Lors de la baby shower, j'ai regardé Rick jouer à "le futur papa met la couche sur la poupée, les yeux fermés". La mère de Melissa a décoré avec amour (et professionnalisme) des biscuits et des petits gâteaux en forme de renards et de hiboux, et il y a une trempette au fromage en forme de hérisson. J'ai été touchée de voir mon fils et sa femme, entourés de leurs amis et de la famille de cette dernière, rire, sourire et se réjouir de ce qui les attend.
Le lendemain, Rick et moi avons marché côte à côte, précédés de leurs chiens bien dressés tenus en laisse. "Je veux être un père cool", a-t-il déclaré avec assurance. "Un père dont ma fille n'aura pas honte d'être entourée quand elle sera plus âgée. Je me suis demandé comment j'avais pu l'embarrasser lorsqu'il était un jeune garçon. "Comment vous sentez-vous à l'idée de la tenir pour la première fois, d'avoir un bébé dans vos bras ? Il a réfléchi une minute, puis a répondu : "Des amis m'ont dit qu'il semble qu'on n'en fasse jamais assez pour eux, tellement on les aime".
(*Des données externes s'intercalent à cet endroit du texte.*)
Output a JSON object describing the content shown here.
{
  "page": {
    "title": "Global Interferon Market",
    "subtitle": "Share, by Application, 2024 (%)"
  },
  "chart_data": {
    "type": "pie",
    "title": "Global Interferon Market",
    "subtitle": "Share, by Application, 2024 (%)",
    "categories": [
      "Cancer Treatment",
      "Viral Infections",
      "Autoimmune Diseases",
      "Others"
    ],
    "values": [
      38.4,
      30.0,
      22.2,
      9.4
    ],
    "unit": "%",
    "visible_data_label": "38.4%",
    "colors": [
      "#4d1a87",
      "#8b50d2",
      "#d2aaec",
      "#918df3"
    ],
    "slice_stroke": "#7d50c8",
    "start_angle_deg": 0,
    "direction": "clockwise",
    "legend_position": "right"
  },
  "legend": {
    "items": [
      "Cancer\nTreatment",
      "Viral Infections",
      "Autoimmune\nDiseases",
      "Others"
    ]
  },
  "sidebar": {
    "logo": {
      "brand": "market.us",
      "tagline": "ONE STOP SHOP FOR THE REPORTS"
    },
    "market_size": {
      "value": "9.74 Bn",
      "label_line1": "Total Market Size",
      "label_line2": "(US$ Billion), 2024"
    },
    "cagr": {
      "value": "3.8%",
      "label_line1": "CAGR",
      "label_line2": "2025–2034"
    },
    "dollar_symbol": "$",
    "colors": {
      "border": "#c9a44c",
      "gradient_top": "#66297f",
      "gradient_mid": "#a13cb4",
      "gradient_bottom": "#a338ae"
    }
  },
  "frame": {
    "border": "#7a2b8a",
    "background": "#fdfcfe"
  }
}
J'ai levé les yeux vers lui et j'ai souri tout en continuant à avancer. "Tu sais, ça ne changera jamais. Tu as 31 ans et je ressens toujours la même chose pour toi. C'est pour ça que je suis là, à faire la première charge de vêtements pour le bébé, à préparer des repas à congeler pour quand le bébé sera là et que tu n'auras pas le temps de cuisiner, à faire tes courses, à organiser la chambre du bébé. Je t'aime tellement, il n'y a rien que je ne ferais pas pour toi". J'ai fait une pause. "Mais ce n'est pas possible de tout faire, et ce n'est pas non plus une bonne idée. C'est juste que tu veux faire tout ce qui est possible pour ton enfant, quel que soit son âge. C'est de l'amour." Rick m'a regardé et j'ai vu qu'il avait compris. À ce moment-là, nous avons compris que le fait d'être parent est une chose extraordinaire, que l'on attendait depuis 31 ans et que l'on peut maintenant réaliser.
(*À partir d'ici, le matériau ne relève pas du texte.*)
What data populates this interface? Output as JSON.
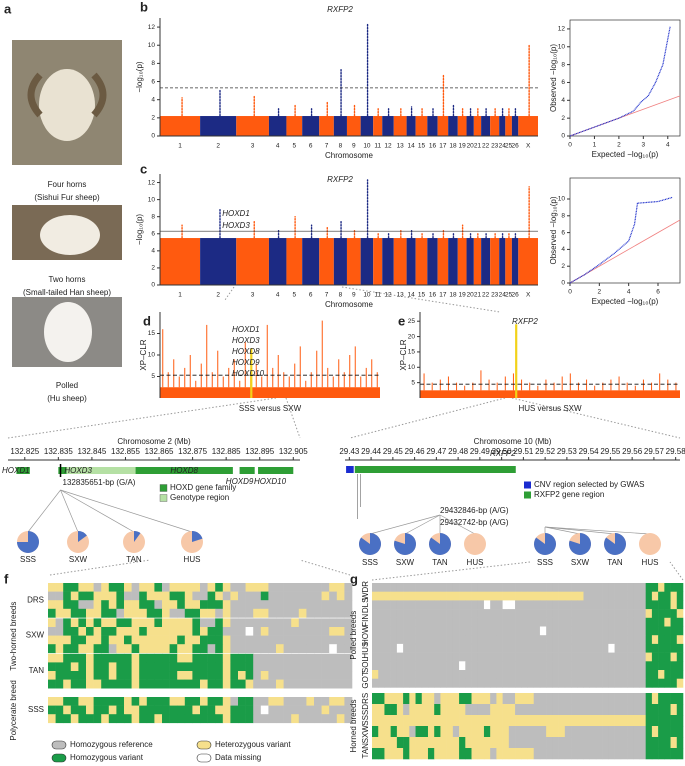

La nuit où je suis tombée sur le trottoir, mes larmes n'ont pas cessé de couler. Toute cette inquiétude refoulée, ce sentiment d'avoir auditionné pour une place à la table à langer. Les rôles étaient officiellement inversés. J'avais besoin de l'approbation de mes enfants, de leur amour et de leur permission au lieu qu'ils recherchent la mienne. Ma blessure menaçait de leur faire croire que participer serait trop difficile pour moi. Que j'en ferais trop et que je risquerais de me blesser.
"Tu es toujours la bienvenue ici, maman. Nous t'aimons beaucoup. Mais oui, tu en fais trop et il ne faut pas que tu en fasses trop quand tu viens ici et que tu finisses par avoir besoin qu'on s'occupe de toi aussi." Je savais qu'il avait raison. Personne ne m'a demandé de devenir folle de ménage, de cuisine et d'organisation. Avais-je vraiment besoin d'être la Marie Condo des grands-mères ? Pourquoi étais-je si peu sûre de moi ?
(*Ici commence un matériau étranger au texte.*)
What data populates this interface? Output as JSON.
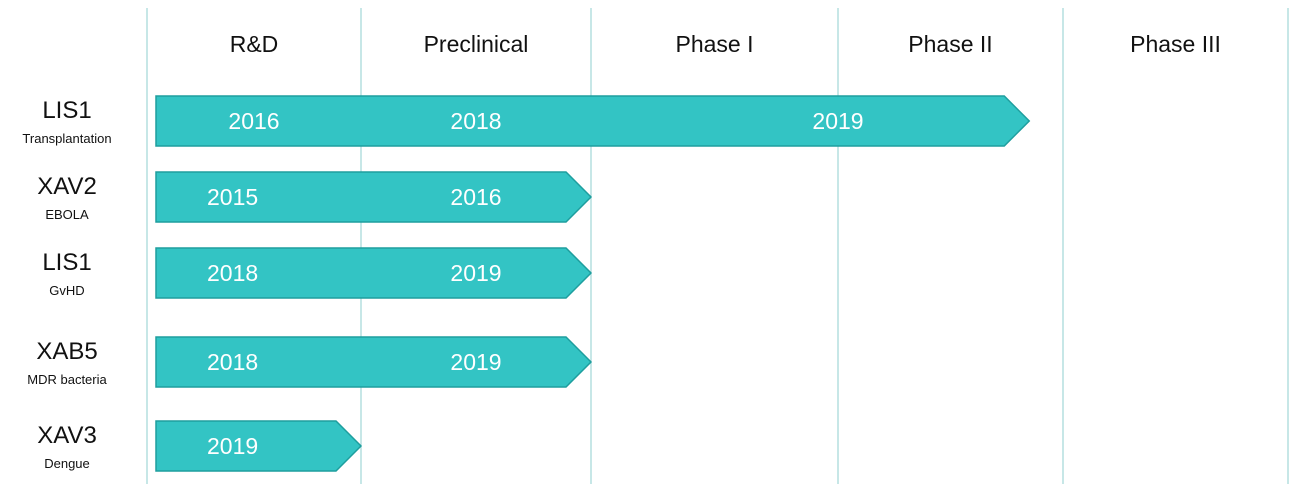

J'étais sûr que ce n'était qu'une mauvaise entorse. Après quelques jours d'arrêt, j'ai pu marcher dans l'aéroport pour rentrer chez moi. Mon fils m'a conduit au niveau des départs. J'ai réalisé que la prochaine fois que je le verrais, il serait père. "Je t'aime maman", a-t-il dit en sortant de la voiture et en allant chercher mon bagage à main. "Je t'aime aussi, je suis si fier de toi."
En entrant dans le terminal, j'ai craint d'avoir tout gâché. Je voulais tellement être invitée à donner un coup de main dès que possible après la naissance du bébé. C'est à ce moment-là que j'ai reçu un message. "Maman, nous serions ravis que tu viennes nous aider après les deux premières semaines. Toutes mes craintes se sont envolées. Peut-être que cela allait toujours être le cas, peut-être pas. Peut-être que tout le travail que j'ai accompli a prouvé ma valeur. Plus vraisemblablement, tout cela était dans ma tête. J'étais toujours maman et maintenant grand-mère aussi.